Sebastian Butera Dady is a quiet unassuming young man. He is exactly what you look for in a leader: someone who does not boast about his achievements, but whose achievements boast about him. We may never have even had the pleasure of hearing his story if he had not been assigned by iDebate Rwanda to 'chaperone the trainers' during our short stay.
Still in his early 20s, Sebastian runs his own business, volunteers for iDebate, and has just started an education charity for child refugees. He is also an active member of Junior Chamber International (JCI), a global network for active citizens just like him.
Sitting on a short wall next to the auditorium where the grand final of the Debate Camp Rwanda competition is about to take place, he tells me about his role model, the person who inspired him to be the man he is today: his mother.
"I grew up wanting to help people. It was the way I was raised by my parents. They would always tell me there was a reason I was here. My mum particularly inspired me. Every time my friends came to visit, she would listen to their problems and mentor them. This is why I joined iDebate. We are all volunteers who want to help people."
I take a moment to appreciate the eloquence of Sebastian's answer, reminding myself that like most Rwandans he has only been learning English for a few years and is more naturally accustomed to speaking French.
I ask him where he finds the time to volunteer for two week debate camps (virtually all the iDebate staff juggle voluntary debate training with full time jobs - mostly as teachers).
"I have a small and growing company providing ushers at conferences and events, called Ray Speed Services Agency Ltd, which I hope to turn into an events management company one day."
"My independence is important to me, which I am determined to work for myself.
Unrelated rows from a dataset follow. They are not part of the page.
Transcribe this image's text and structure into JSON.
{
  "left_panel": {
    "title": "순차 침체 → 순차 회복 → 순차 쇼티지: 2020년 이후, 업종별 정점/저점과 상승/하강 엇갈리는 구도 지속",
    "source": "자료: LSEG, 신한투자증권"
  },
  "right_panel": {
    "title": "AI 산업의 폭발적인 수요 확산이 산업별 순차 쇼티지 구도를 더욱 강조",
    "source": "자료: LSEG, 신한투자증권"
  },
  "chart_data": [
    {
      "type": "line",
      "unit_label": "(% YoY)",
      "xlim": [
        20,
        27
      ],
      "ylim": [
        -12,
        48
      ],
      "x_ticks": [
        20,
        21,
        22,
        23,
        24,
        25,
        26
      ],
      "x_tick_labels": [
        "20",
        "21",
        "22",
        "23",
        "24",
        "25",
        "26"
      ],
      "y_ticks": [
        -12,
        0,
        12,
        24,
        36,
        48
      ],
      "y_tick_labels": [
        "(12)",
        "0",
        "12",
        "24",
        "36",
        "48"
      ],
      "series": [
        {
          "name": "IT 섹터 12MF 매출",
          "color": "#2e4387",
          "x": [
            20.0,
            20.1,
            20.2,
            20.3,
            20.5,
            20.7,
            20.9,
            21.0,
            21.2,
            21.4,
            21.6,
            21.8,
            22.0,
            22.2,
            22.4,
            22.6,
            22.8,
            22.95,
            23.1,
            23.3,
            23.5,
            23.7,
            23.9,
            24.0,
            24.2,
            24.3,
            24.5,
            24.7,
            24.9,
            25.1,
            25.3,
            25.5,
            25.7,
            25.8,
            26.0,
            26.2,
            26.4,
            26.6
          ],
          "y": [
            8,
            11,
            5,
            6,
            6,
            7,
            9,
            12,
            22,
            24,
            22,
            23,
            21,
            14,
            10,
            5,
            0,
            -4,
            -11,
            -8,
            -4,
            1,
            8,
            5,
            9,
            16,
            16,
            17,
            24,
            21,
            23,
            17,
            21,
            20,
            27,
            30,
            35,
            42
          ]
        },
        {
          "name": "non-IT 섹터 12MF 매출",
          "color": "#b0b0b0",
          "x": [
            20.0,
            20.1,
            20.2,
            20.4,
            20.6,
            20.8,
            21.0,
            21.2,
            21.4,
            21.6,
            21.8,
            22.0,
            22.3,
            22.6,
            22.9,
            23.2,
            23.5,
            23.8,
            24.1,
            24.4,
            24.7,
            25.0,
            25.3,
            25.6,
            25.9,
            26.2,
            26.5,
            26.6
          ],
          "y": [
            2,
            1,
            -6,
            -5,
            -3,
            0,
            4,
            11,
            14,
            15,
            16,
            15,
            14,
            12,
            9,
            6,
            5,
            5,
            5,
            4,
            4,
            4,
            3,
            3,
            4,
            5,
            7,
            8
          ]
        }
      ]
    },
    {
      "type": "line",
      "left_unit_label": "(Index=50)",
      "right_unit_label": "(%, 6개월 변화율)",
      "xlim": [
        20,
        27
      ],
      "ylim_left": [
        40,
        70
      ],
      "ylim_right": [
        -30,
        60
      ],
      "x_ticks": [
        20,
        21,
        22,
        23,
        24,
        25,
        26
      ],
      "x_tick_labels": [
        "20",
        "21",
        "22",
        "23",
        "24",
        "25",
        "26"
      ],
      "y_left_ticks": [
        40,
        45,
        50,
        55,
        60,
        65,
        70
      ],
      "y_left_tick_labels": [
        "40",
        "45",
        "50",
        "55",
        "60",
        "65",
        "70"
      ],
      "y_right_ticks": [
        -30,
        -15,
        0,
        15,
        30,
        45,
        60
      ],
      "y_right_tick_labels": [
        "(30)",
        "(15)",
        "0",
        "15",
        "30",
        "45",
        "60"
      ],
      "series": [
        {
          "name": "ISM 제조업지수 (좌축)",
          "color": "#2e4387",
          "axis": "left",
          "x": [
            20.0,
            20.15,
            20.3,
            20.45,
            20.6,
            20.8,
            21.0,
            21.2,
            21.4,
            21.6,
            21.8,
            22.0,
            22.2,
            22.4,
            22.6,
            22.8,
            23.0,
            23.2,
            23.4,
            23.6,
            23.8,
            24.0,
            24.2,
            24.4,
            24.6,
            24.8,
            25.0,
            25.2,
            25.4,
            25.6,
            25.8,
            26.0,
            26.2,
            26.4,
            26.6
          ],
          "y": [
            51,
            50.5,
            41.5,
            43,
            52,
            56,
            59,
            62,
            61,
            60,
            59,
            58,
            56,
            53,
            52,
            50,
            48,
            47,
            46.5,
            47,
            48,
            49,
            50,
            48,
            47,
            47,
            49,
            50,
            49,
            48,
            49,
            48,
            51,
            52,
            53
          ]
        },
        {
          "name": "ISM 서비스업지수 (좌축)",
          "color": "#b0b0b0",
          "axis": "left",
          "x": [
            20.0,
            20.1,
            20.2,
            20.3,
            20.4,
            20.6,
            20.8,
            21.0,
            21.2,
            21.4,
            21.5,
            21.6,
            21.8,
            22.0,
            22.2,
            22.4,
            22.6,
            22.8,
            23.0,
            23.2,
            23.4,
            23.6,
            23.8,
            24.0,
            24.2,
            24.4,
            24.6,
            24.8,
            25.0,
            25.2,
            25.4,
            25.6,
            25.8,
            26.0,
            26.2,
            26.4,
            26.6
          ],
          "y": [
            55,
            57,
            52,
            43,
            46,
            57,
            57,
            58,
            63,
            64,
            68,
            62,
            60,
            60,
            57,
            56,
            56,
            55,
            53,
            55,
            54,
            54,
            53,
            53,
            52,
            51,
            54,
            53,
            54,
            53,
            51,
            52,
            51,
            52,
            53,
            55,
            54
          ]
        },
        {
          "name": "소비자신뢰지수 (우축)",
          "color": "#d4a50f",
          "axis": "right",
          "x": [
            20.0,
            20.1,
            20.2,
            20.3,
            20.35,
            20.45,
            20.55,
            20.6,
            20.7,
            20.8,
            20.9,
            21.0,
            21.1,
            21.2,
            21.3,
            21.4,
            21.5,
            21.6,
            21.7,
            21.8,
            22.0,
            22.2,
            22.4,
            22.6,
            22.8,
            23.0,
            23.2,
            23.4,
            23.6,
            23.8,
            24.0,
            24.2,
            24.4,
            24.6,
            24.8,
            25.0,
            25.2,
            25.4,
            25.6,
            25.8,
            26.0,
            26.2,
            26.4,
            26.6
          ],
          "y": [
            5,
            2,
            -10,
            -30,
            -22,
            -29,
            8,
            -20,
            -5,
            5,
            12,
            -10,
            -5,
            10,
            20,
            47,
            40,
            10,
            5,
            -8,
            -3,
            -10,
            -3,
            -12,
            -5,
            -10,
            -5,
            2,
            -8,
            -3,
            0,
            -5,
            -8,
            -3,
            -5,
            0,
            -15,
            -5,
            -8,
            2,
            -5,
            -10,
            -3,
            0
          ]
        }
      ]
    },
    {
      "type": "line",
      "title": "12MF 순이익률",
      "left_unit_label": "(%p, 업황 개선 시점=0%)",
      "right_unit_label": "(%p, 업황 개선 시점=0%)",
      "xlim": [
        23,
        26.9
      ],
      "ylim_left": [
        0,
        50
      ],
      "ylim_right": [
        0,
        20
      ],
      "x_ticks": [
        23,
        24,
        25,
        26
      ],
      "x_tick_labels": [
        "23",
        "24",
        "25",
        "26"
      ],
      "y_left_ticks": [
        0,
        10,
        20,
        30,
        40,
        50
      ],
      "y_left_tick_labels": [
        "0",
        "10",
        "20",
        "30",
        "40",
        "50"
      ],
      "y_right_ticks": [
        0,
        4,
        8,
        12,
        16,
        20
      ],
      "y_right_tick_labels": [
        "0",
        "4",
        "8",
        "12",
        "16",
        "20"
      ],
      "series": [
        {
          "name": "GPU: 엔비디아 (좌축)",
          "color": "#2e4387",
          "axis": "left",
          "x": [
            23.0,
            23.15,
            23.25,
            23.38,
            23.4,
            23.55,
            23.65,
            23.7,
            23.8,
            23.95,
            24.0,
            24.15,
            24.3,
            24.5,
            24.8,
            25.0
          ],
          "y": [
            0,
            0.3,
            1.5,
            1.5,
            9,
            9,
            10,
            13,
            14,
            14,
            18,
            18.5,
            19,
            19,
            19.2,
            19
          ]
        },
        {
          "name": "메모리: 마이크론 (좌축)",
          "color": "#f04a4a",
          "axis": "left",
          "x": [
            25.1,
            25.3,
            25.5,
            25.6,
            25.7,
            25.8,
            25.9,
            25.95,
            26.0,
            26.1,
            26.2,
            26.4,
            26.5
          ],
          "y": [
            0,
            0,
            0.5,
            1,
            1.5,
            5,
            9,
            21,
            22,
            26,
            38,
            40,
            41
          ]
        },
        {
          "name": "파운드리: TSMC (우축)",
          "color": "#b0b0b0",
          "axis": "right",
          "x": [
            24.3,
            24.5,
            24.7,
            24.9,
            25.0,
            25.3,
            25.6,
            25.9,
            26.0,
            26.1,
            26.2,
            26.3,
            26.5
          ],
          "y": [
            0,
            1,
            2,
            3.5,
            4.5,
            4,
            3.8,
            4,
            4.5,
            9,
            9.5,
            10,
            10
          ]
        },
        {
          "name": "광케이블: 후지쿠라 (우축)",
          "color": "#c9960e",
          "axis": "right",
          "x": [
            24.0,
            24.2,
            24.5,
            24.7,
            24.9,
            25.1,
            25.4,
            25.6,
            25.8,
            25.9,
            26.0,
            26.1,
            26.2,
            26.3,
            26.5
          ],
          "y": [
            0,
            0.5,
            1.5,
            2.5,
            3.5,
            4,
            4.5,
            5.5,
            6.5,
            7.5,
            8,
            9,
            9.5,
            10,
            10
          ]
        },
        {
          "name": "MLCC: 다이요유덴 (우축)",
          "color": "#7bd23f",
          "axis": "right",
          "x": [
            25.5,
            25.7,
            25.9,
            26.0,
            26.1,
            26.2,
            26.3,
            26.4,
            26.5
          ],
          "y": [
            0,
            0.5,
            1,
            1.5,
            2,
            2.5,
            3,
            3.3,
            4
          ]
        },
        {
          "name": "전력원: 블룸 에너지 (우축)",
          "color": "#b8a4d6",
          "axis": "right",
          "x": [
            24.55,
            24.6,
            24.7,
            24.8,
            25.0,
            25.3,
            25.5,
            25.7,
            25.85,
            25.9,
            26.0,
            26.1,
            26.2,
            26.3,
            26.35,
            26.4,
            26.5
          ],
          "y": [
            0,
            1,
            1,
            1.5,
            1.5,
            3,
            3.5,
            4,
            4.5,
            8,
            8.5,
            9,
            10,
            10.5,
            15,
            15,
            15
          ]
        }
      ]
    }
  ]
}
It also frees up my time so I can volunteer for projects I care about, such as iDebate, and another charity I started to collect clothes, school books, shoes, and stationery for young refugees from both Rwanda and the DRC (Democratic Republic of Congo)."
Sebastian doesn't stop there, though. He also visits the children himself as a motivational speaker with the aim of inspiring them to realise their full potential in the same way his mother did for him. He listens to their problems too, moderating group discussions on how to overcome the obstacles to integration in mainstream Rwandan society.
However, public speaking did not always come so naturally to Sebastian and he endured many years of frustration until he met Jean-Michel Habineza, co-founder and international co-ordinator of iDebate.
"I started coming to iDebate after seeing a message from Jean-Michel on facebook announcing a training session. I heard about him from other people and wanted to be trained by him.
It helped me because I was very shy and afraid of public speaking. Also my English wasn't very good because I only spoke French. It was frustrating because I couldn't speak even though I always had something to say."
Now, Sebastian is himself an iDebate trainer and mentor. However, he remains conscious that he still has a long way to go in his own development as an entrepeneur, which is why he joined Junior Chamber International (JCI).
"I am a member of the JCI because they share my vision and desire to help people. I go to lots of their events and conferences in Rwanda, where small business owners like me can find mentors, learn how to write business plans, and build our networks."
I check my phone and more than half an hour has passed even though it feels like less than five minutes. We stand up and I thank him for his time as we head into the auditorium, where 150 more young active citizens are gathered to hear the final debate of an unforgettable camp.